Il en eut, et plus d’une. A Milan, pendant l’été de 1912, Boito nous joua quelques fragments de ce Nerone, attendu si longtemps, si jalousement caché, qu’il en devenait légendaire. L’œuvre était alors à peu près, à très peu près achevée. Œuvre insigne, si tout s’y rapporte à ce que nous en avons entendu, si le musicien, mûri par un demi-siècle de méditation et d’expérience, égala cette fois son art à son esprit, l’un des plus étendus, à son âme, l’une des plus nobles qu’il nous fut jamais donné d’admirer et de chérir.

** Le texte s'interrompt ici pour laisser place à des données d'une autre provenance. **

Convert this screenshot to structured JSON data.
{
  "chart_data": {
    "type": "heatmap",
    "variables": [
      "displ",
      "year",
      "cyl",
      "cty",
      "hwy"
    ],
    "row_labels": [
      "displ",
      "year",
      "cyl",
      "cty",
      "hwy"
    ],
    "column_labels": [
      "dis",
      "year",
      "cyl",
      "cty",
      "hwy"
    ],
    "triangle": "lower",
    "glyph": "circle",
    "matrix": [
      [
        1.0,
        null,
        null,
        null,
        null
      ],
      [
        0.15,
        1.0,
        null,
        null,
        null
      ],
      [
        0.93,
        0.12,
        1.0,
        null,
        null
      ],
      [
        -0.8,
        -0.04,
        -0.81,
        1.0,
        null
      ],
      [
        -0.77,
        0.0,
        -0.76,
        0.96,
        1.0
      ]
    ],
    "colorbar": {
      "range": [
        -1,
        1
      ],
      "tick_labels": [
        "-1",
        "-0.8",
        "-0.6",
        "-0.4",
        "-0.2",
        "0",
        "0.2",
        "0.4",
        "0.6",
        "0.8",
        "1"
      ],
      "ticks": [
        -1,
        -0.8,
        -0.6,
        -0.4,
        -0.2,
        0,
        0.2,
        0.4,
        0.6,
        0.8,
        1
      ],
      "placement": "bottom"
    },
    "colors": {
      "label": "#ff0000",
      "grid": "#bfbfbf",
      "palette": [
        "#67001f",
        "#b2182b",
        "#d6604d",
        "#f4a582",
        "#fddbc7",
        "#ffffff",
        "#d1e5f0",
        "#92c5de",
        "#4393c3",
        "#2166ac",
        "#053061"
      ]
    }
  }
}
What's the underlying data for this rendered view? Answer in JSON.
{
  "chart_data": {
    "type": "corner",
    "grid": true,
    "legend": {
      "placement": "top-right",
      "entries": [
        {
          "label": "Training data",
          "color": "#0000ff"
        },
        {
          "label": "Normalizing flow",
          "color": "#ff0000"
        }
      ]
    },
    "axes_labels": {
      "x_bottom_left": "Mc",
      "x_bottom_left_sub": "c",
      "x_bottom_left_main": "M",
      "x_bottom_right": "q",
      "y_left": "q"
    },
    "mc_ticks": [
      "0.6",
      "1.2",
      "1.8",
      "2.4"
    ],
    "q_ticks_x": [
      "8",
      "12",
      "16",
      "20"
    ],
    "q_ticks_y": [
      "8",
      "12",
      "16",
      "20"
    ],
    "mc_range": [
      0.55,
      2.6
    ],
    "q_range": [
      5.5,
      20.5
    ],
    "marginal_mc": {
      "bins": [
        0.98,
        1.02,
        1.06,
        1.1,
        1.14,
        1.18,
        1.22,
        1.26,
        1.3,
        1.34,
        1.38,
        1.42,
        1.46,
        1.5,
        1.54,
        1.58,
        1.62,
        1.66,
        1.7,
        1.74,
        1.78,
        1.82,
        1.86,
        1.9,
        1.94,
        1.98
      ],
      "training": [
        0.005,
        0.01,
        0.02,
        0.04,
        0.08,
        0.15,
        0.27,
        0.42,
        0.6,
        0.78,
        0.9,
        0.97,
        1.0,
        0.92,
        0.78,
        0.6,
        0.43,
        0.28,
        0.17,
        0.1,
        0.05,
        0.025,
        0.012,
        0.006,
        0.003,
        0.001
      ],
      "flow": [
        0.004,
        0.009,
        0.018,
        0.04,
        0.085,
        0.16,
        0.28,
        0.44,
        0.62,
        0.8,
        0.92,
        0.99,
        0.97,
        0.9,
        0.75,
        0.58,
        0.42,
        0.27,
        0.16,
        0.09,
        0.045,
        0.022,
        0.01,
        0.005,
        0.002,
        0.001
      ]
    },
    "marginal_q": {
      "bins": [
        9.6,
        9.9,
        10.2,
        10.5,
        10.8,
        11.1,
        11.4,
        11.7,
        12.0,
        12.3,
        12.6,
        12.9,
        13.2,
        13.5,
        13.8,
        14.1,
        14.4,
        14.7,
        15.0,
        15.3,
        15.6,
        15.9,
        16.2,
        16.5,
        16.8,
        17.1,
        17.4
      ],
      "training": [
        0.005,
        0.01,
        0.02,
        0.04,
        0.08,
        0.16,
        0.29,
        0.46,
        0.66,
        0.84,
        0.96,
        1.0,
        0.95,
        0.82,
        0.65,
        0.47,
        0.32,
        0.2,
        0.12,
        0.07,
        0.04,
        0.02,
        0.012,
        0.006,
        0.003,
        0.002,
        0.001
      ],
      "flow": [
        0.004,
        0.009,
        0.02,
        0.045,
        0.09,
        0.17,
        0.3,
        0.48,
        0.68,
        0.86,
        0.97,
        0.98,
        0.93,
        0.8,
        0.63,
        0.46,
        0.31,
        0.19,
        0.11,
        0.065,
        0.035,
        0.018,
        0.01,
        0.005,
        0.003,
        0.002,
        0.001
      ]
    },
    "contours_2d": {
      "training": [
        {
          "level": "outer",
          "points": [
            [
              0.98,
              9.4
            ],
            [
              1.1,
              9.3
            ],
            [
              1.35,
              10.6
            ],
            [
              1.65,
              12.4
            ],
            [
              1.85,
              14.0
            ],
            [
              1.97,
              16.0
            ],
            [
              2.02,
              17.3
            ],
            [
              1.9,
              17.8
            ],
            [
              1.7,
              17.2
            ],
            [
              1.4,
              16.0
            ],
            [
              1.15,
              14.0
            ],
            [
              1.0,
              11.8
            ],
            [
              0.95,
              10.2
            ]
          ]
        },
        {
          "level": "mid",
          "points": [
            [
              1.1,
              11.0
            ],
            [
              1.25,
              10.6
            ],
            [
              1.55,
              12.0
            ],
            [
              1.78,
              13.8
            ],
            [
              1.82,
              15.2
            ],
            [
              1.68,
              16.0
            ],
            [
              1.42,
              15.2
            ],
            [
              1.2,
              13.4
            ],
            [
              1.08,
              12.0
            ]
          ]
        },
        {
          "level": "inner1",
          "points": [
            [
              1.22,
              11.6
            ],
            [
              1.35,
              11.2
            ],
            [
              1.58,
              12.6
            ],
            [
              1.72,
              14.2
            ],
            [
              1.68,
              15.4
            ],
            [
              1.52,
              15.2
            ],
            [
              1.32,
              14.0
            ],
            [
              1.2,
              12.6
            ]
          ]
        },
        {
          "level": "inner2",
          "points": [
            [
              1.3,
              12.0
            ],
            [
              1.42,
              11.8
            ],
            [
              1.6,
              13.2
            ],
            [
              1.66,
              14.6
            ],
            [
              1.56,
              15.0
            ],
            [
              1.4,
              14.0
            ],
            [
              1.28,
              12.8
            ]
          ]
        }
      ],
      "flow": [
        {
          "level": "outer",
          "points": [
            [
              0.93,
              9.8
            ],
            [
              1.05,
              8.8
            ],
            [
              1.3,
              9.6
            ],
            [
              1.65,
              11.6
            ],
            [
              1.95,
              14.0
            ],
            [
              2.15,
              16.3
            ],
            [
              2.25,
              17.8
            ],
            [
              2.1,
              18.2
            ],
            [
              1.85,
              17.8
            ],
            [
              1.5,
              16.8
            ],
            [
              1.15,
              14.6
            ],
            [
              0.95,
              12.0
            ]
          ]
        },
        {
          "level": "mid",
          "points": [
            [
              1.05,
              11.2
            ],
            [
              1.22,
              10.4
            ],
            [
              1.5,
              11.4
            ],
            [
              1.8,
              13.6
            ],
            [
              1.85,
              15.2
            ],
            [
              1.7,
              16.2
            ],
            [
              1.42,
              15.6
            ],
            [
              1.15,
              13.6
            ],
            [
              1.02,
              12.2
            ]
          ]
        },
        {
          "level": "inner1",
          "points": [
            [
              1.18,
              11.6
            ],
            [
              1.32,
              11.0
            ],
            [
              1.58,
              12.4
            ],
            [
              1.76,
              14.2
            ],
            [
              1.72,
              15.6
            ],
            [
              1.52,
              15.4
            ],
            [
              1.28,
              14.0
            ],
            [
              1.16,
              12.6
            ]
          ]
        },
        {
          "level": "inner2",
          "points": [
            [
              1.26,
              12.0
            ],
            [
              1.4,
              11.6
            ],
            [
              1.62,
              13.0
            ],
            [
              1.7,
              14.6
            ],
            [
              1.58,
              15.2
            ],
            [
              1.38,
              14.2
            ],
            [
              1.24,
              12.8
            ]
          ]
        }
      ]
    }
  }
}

L’interprétation générale de Méphistophélès au Théâtre-Lyrique fut loin d’être mauvaise. M. Vanni Marcoux est un artiste supérieur. Avec la même puissance il chante, il joue le personnage de Méphistophélès, et j’ajouterais, si le mot n’était affreux, il l’« incarne, « le rôle, depuis Chaliapine, comportant une part, exagérée peut-être, sinon d’athlétisme, au moins d’effet plastique. Il est juste de féliciter en M. Polacco, d’abord le chef d’orchestre italien, puis le mari d’une cantatrice américaine, Mme Mason, « Marguerite), dont la voix est admirable de force et de pureté. Les chœurs ont droit à des compliments et le ténor (Faust) au silence.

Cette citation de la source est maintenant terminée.